Oleh: Izzudin Karimi, Lc.

KHUTBAH PERTAMA:

إِنّ الْحَمْدَ ِللهِ نَحْمَدُهُ وَنَسْتَعِيْنُهُ وَنَسْتَغْفِرُهُ وَنَعُوْذُ بِاللهِ مِنْ شُرُوْرِ أَنْفُسِنَا وَسَيّئَاتِ أَعْمَالِنَا مَنْ يَهْدِهِ اللهُ فَلاَ مُضِلّ لَهُ وَمَنْ يُضْلِلْ فَلاَ هَادِيَ لَهُ أَشْهَدُ أَنْ لاَ إِلهَ إِلاّ اللهُ وَأَشْهَدُ أَنّ مُحَمّدًا عَبْدُهُ وَرَسُوْلُهُ

اَللهُمّ صَلّ وَسَلّمْ عَلى مُحَمّدٍ وَعَلى آلِهِ وِأَصْحَابِهِ وَمَنْ تَبِعَهُمْ بِإِحْسَانٍ إِلَى يَوْمِ الدّيْن.

يَاأَيّهَا الّذَيْنَ آمَنُوْا اتّقُوا اللهَ حَقّ تُقَاتِهِ وَلاَ تَمُوْتُنّ إِلاّ وَأَنْتُمْ مُسْلِمُوْنَ

يَاأَيّهَا النَاسُ اتّقُوْا رَبّكُمُ الّذِي خَلَقَكُمْ مِنْ نَفْسٍ وَاحِدَةٍ وَخَلَقَ مِنْهَا زَوْجَهَا وَبَثّ مِنْهُمَا رِجَالاً كَثِيْرًا وَنِسَاءً وَاتّقُوا اللهَ الَذِي تَسَاءَلُوْنَ بِهِ وَاْلأَرْحَام َ إِنّ اللهَ كَانَ عَلَيْكُمْ رَقِيْبًا

يَاأَيّهَا الّذِيْنَ آمَنُوْا اتّقُوا اللهَ وَقُوْلُوْا قَوْلاً سَدِيْدًا يُصْلِحْ لَكُمْ أَعْمَالَكُمْ وَيَغْفِرْلَكُمْ ذُنُوْبَكُمْ وَمَنْ يُطِعِ اللهَ وَرَسُوْلَهُ فَقَدْ فَازَ فَوْزًا عَظِيْمًا، أَمّا بَعْدُ …

فَأِنّ أَصْدَقَ الْحَدِيْثِ كِتَابُ اللهِ، وَخَيْرَ الْهَدْىِ هَدْىُ مُحَمّدٍ صَلّى الله عَلَيْهِ وَسَلّمَ، وَشَرّ اْلأُمُوْرِ مُحْدَثَاتُهَا، وَكُلّ مُحْدَثَةٍ بِدْعَةٌ وَكُلّ بِدْعَةٍ ضَلاَلَةً، وَكُلّ ضَلاَلَةِ فِي النّارِ.

Kaum Muslimin Sidang Jum’at Rahimakumullah!
Masyarakat Muslim yang baik merupakan idaman setiap Muslim, dan seperti kita ketahui bahwa masyarakat adalah kumpulan dari rumah, ini berarti kebaikan masyarakat kembali kepada kebaikan rumah.

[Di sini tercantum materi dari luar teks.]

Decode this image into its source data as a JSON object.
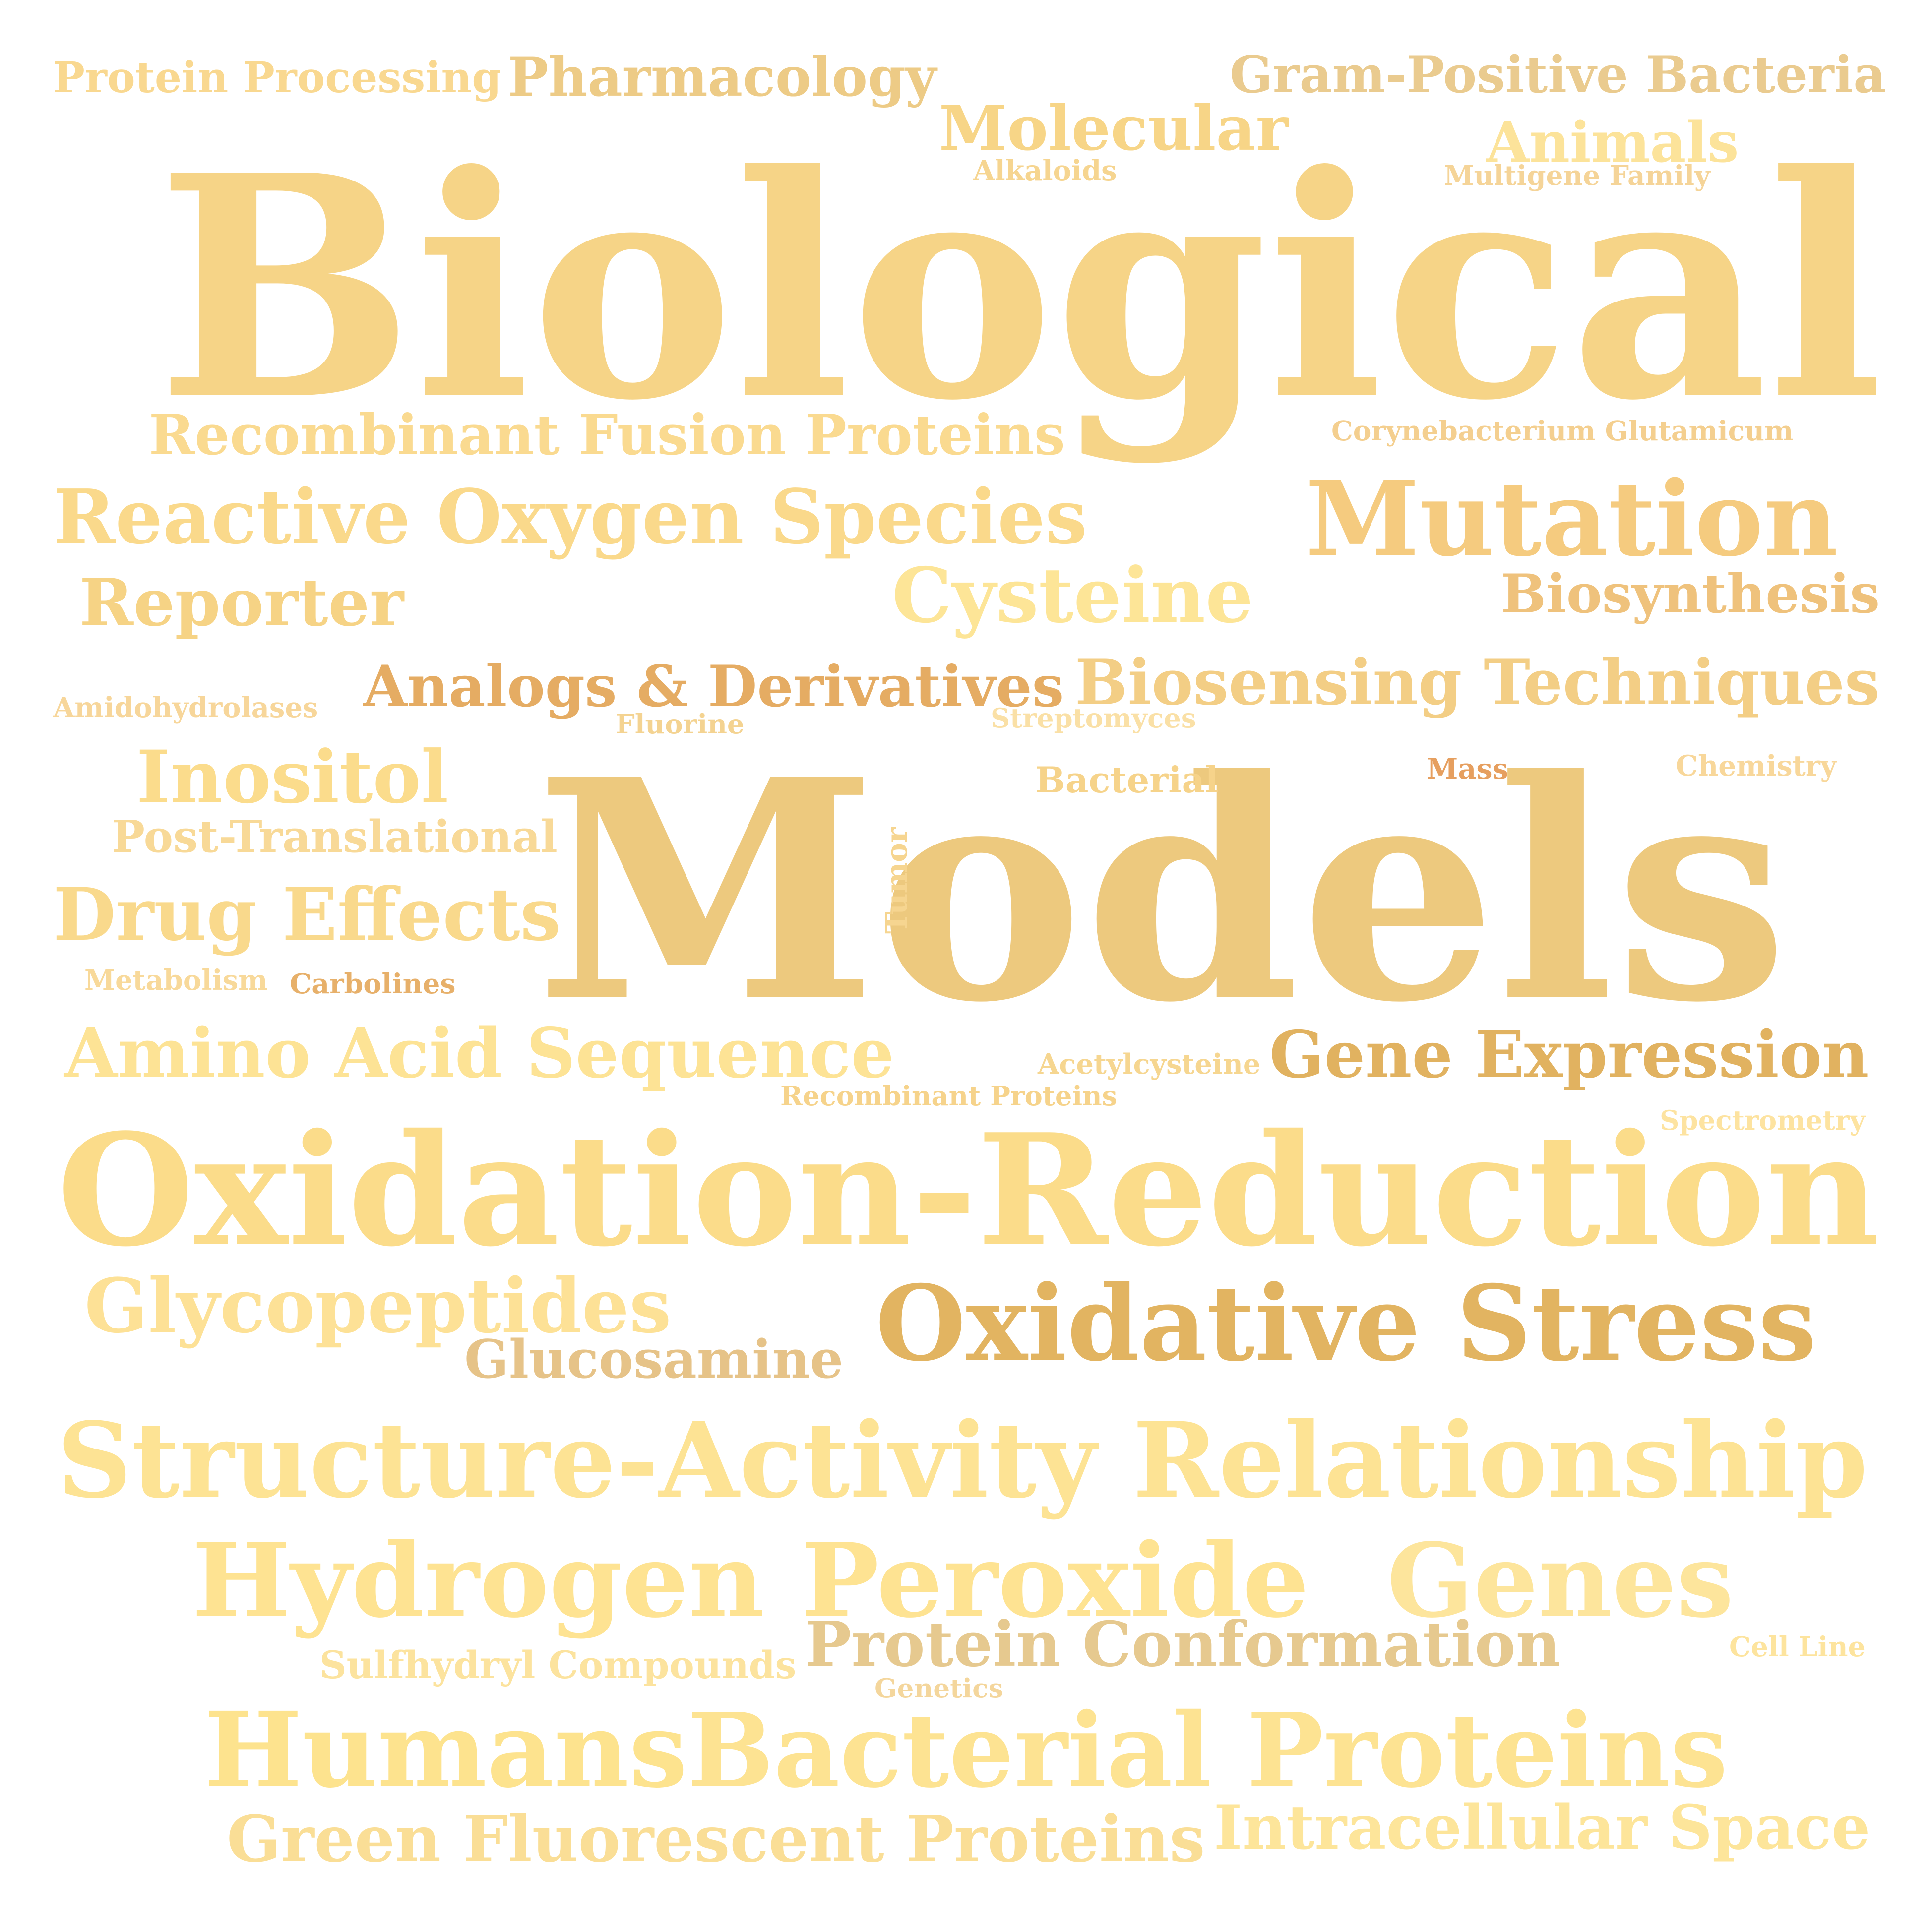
{
  "cloud": {
    "words": [
      {
        "id": "biological",
        "text": "Biological",
        "color": "#F6D487"
      },
      {
        "id": "models",
        "text": "Models",
        "color": "#EDC97E"
      },
      {
        "id": "oxidation-reduction",
        "text": "Oxidation-Reduction",
        "color": "#FBDC8A"
      },
      {
        "id": "structure-activity-relationship",
        "text": "Structure-Activity Relationship",
        "color": "#FDE394"
      },
      {
        "id": "hydrogen-peroxide",
        "text": "Hydrogen Peroxide",
        "color": "#FEE392"
      },
      {
        "id": "genes",
        "text": "Genes",
        "color": "#FDE59C"
      },
      {
        "id": "humans",
        "text": "Humans",
        "color": "#FDE38E"
      },
      {
        "id": "bacterial-proteins",
        "text": "Bacterial Proteins",
        "color": "#FDE392"
      },
      {
        "id": "green-fluorescent-proteins",
        "text": "Green Fluorescent Proteins",
        "color": "#FADE96"
      },
      {
        "id": "intracellular-space",
        "text": "Intracellular Space",
        "color": "#FDE59A"
      },
      {
        "id": "protein-conformation",
        "text": "Protein Conformation",
        "color": "#E6C98F"
      },
      {
        "id": "sulfhydryl-compounds",
        "text": "Sulfhydryl Compounds",
        "color": "#FCE39E"
      },
      {
        "id": "genetics",
        "text": "Genetics",
        "color": "#F4D69C"
      },
      {
        "id": "cell-line",
        "text": "Cell Line",
        "color": "#FDE49E"
      },
      {
        "id": "oxidative-stress",
        "text": "Oxidative Stress",
        "color": "#E2B461"
      },
      {
        "id": "glycopeptides",
        "text": "Glycopeptides",
        "color": "#FDE196"
      },
      {
        "id": "glucosamine",
        "text": "Glucosamine",
        "color": "#E6C388"
      },
      {
        "id": "amino-acid-sequence",
        "text": "Amino Acid Sequence",
        "color": "#FDE395"
      },
      {
        "id": "gene-expression",
        "text": "Gene Expression",
        "color": "#E1B260"
      },
      {
        "id": "acetylcysteine",
        "text": "Acetylcysteine",
        "color": "#F6D690"
      },
      {
        "id": "recombinant-proteins",
        "text": "Recombinant Proteins",
        "color": "#F6D38B"
      },
      {
        "id": "spectrometry",
        "text": "Spectrometry",
        "color": "#FDE3A0"
      },
      {
        "id": "drug-effects",
        "text": "Drug Effects",
        "color": "#F9D98C"
      },
      {
        "id": "metabolism",
        "text": "Metabolism",
        "color": "#F8D99A"
      },
      {
        "id": "carbolines",
        "text": "Carbolines",
        "color": "#E7B06A"
      },
      {
        "id": "inositol",
        "text": "Inositol",
        "color": "#FBDC8C"
      },
      {
        "id": "post-translational",
        "text": "Post-Translational",
        "color": "#F8D997"
      },
      {
        "id": "tumor",
        "text": "Tumor",
        "color": "#F6D590"
      },
      {
        "id": "bacterial",
        "text": "Bacterial",
        "color": "#F6D38A"
      },
      {
        "id": "mass",
        "text": "Mass",
        "color": "#E69F5F"
      },
      {
        "id": "chemistry",
        "text": "Chemistry",
        "color": "#F8D79A"
      },
      {
        "id": "amidohydrolases",
        "text": "Amidohydrolases",
        "color": "#F7D69A"
      },
      {
        "id": "analogs-derivatives",
        "text": "Analogs & Derivatives",
        "color": "#E5AC63"
      },
      {
        "id": "fluorine",
        "text": "Fluorine",
        "color": "#F4D391"
      },
      {
        "id": "streptomyces",
        "text": "Streptomyces",
        "color": "#FAE0A6"
      },
      {
        "id": "biosensing-techniques",
        "text": "Biosensing Techniques",
        "color": "#F3CE85"
      },
      {
        "id": "reporter",
        "text": "Reporter",
        "color": "#F6D385"
      },
      {
        "id": "cysteine",
        "text": "Cysteine",
        "color": "#FDE597"
      },
      {
        "id": "biosynthesis",
        "text": "Biosynthesis",
        "color": "#EFC27C"
      },
      {
        "id": "reactive-oxygen-species",
        "text": "Reactive Oxygen Species",
        "color": "#FAD98B"
      },
      {
        "id": "mutation",
        "text": "Mutation",
        "color": "#F5CB7F"
      },
      {
        "id": "recombinant-fusion-proteins",
        "text": "Recombinant Fusion Proteins",
        "color": "#FADA90"
      },
      {
        "id": "corynebacterium-glutamicum",
        "text": "Corynebacterium Glutamicum",
        "color": "#F4CF8F"
      },
      {
        "id": "protein-processing",
        "text": "Protein Processing",
        "color": "#F9D890"
      },
      {
        "id": "pharmacology",
        "text": "Pharmacology",
        "color": "#EDCB86"
      },
      {
        "id": "gram-positive-bacteria",
        "text": "Gram-Positive Bacteria",
        "color": "#EACB8F"
      },
      {
        "id": "molecular",
        "text": "Molecular",
        "color": "#F7D587"
      },
      {
        "id": "alkaloids",
        "text": "Alkaloids",
        "color": "#F6D590"
      },
      {
        "id": "animals",
        "text": "Animals",
        "color": "#FCE39A"
      },
      {
        "id": "multigene-family",
        "text": "Multigene Family",
        "color": "#F5D498"
      }
    ]
  }
}
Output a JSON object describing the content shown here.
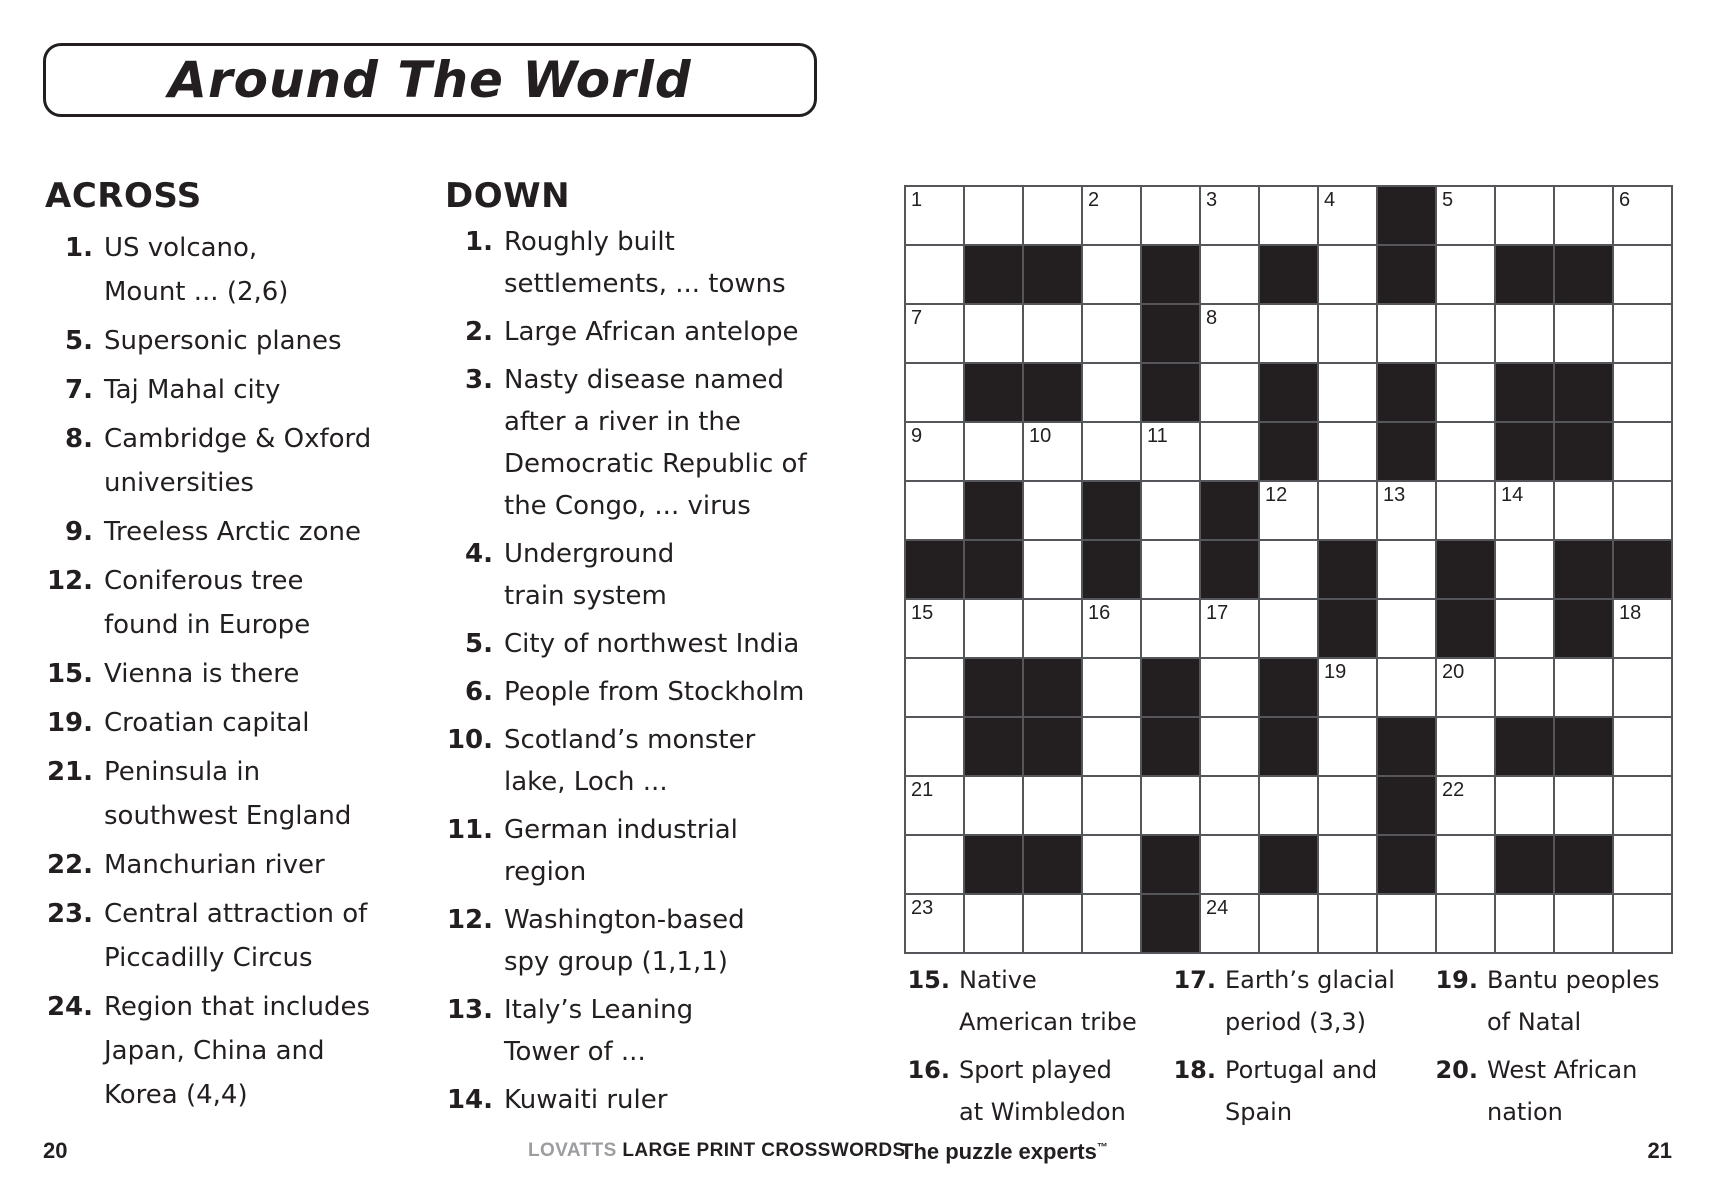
{
  "title": "Around The World",
  "across": {
    "header": "ACROSS",
    "clues": [
      {
        "n": "1.",
        "lines": [
          "US volcano,",
          "Mount ... (2,6)"
        ]
      },
      {
        "n": "5.",
        "lines": [
          "Supersonic planes"
        ]
      },
      {
        "n": "7.",
        "lines": [
          "Taj Mahal city"
        ]
      },
      {
        "n": "8.",
        "lines": [
          "Cambridge & Oxford",
          "universities"
        ]
      },
      {
        "n": "9.",
        "lines": [
          "Treeless Arctic zone"
        ]
      },
      {
        "n": "12.",
        "lines": [
          "Coniferous tree",
          "found in Europe"
        ]
      },
      {
        "n": "15.",
        "lines": [
          "Vienna is there"
        ]
      },
      {
        "n": "19.",
        "lines": [
          "Croatian capital"
        ]
      },
      {
        "n": "21.",
        "lines": [
          "Peninsula in",
          "southwest England"
        ]
      },
      {
        "n": "22.",
        "lines": [
          "Manchurian river"
        ]
      },
      {
        "n": "23.",
        "lines": [
          "Central attraction of",
          "Piccadilly Circus"
        ]
      },
      {
        "n": "24.",
        "lines": [
          "Region that includes",
          "Japan, China and",
          "Korea (4,4)"
        ]
      }
    ]
  },
  "down": {
    "header": "DOWN",
    "clues": [
      {
        "n": "1.",
        "lines": [
          "Roughly built",
          "settlements, ... towns"
        ]
      },
      {
        "n": "2.",
        "lines": [
          "Large African antelope"
        ]
      },
      {
        "n": "3.",
        "lines": [
          "Nasty disease named",
          "after a river in the",
          "Democratic Republic of",
          "the Congo, ... virus"
        ]
      },
      {
        "n": "4.",
        "lines": [
          "Underground",
          "train system"
        ]
      },
      {
        "n": "5.",
        "lines": [
          "City of northwest India"
        ]
      },
      {
        "n": "6.",
        "lines": [
          "People from Stockholm"
        ]
      },
      {
        "n": "10.",
        "lines": [
          "Scotland’s monster",
          "lake, Loch ..."
        ]
      },
      {
        "n": "11.",
        "lines": [
          "German industrial",
          "region"
        ]
      },
      {
        "n": "12.",
        "lines": [
          "Washington-based",
          "spy group (1,1,1)"
        ]
      },
      {
        "n": "13.",
        "lines": [
          "Italy’s Leaning",
          "Tower of ..."
        ]
      },
      {
        "n": "14.",
        "lines": [
          "Kuwaiti ruler"
        ]
      }
    ]
  },
  "bottom_clues": {
    "col1": [
      {
        "n": "15.",
        "lines": [
          "Native",
          "American tribe"
        ]
      },
      {
        "n": "16.",
        "lines": [
          "Sport played",
          "at Wimbledon"
        ]
      }
    ],
    "col2": [
      {
        "n": "17.",
        "lines": [
          "Earth’s glacial",
          "period (3,3)"
        ]
      },
      {
        "n": "18.",
        "lines": [
          "Portugal and",
          "Spain"
        ]
      }
    ],
    "col3": [
      {
        "n": "19.",
        "lines": [
          "Bantu peoples",
          "of Natal"
        ]
      },
      {
        "n": "20.",
        "lines": [
          "West African",
          "nation"
        ]
      }
    ]
  },
  "grid": {
    "size": 13,
    "rows": [
      "........#....",
      ".##.#.#.#.##.",
      "....#........",
      ".##.#.#.#.##.",
      "......#.#.##.",
      ".#.#.#.......",
      "##.#.#.#.#.##",
      ".......#.#.#.",
      ".##.#.#......",
      ".##.#.#.#.##.",
      "........#....",
      ".##.#.#.#.##.",
      "....#........"
    ],
    "numbers": {
      "1,1": "1",
      "1,4": "2",
      "1,6": "3",
      "1,8": "4",
      "1,10": "5",
      "1,13": "6",
      "3,1": "7",
      "3,6": "8",
      "5,1": "9",
      "5,3": "10",
      "5,5": "11",
      "6,7": "12",
      "6,9": "13",
      "6,11": "14",
      "8,1": "15",
      "8,4": "16",
      "8,6": "17",
      "8,13": "18",
      "9,8": "19",
      "9,10": "20",
      "11,1": "21",
      "11,10": "22",
      "13,1": "23",
      "13,6": "24"
    }
  },
  "footer": {
    "page_left": "20",
    "brand": "LOVATTS",
    "series": " LARGE PRINT CROSSWORDS",
    "tagline": "The puzzle experts",
    "tagline_tm": "™",
    "page_right": "21"
  },
  "colors": {
    "ink": "#231f20",
    "grid_line": "#55565a",
    "black_cell": "#231f20",
    "brand_gray": "#9b9da0",
    "paper": "#ffffff"
  }
}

Dan rumah seperti yang kita ketahui memiliki anggota-anggota, di mana masing-masing memikul tanggung jawab sesuai dengan posisi yang ditempatinya, dan kebaikan rumah kembali kepada peran aktif anggotanya dalam memikul tanggung jawab tersebut. Bapak adalah penanggung jawab umum dan utama dalam sebuah rumah, di tangannya arah sebuah rumah ditentukan, dan tanggung jawab utamanya adalah menjaga dan melindungi, sebagaimana Firman Allah Ta’ala,

يَا أَيُّهَا الَّذِينَ آمَنُوا قُوا أَنفُسَكُمْ وَأَهْلِيكُمْ نَاراً وَقُودُهَا النَّاسُ وَالْحِجَارَةُ عَلَيْهَا مَلَائِكَةٌ غِلَاظٌ شِدَادٌ لَا يَعْصُونَ اللَّهَ مَا أَمَرَهُمْ وَيَفْعَلُونَ مَا يُؤْمَرُونَ

“Hai orang-orang yang beriman, peliharalah dirimu dan keluarga-mu dari api neraka yang bahan bakarnya adalah manusia dan batu, penjaganya malaikat-malaikat yang kasar, keras, dan tidak mendur-hakai Allah terhadap apa yang diperintahkanNya kepada mereka dan selalu mengerjakan apa yang diperintahkan.” (At-Tahrim: 6).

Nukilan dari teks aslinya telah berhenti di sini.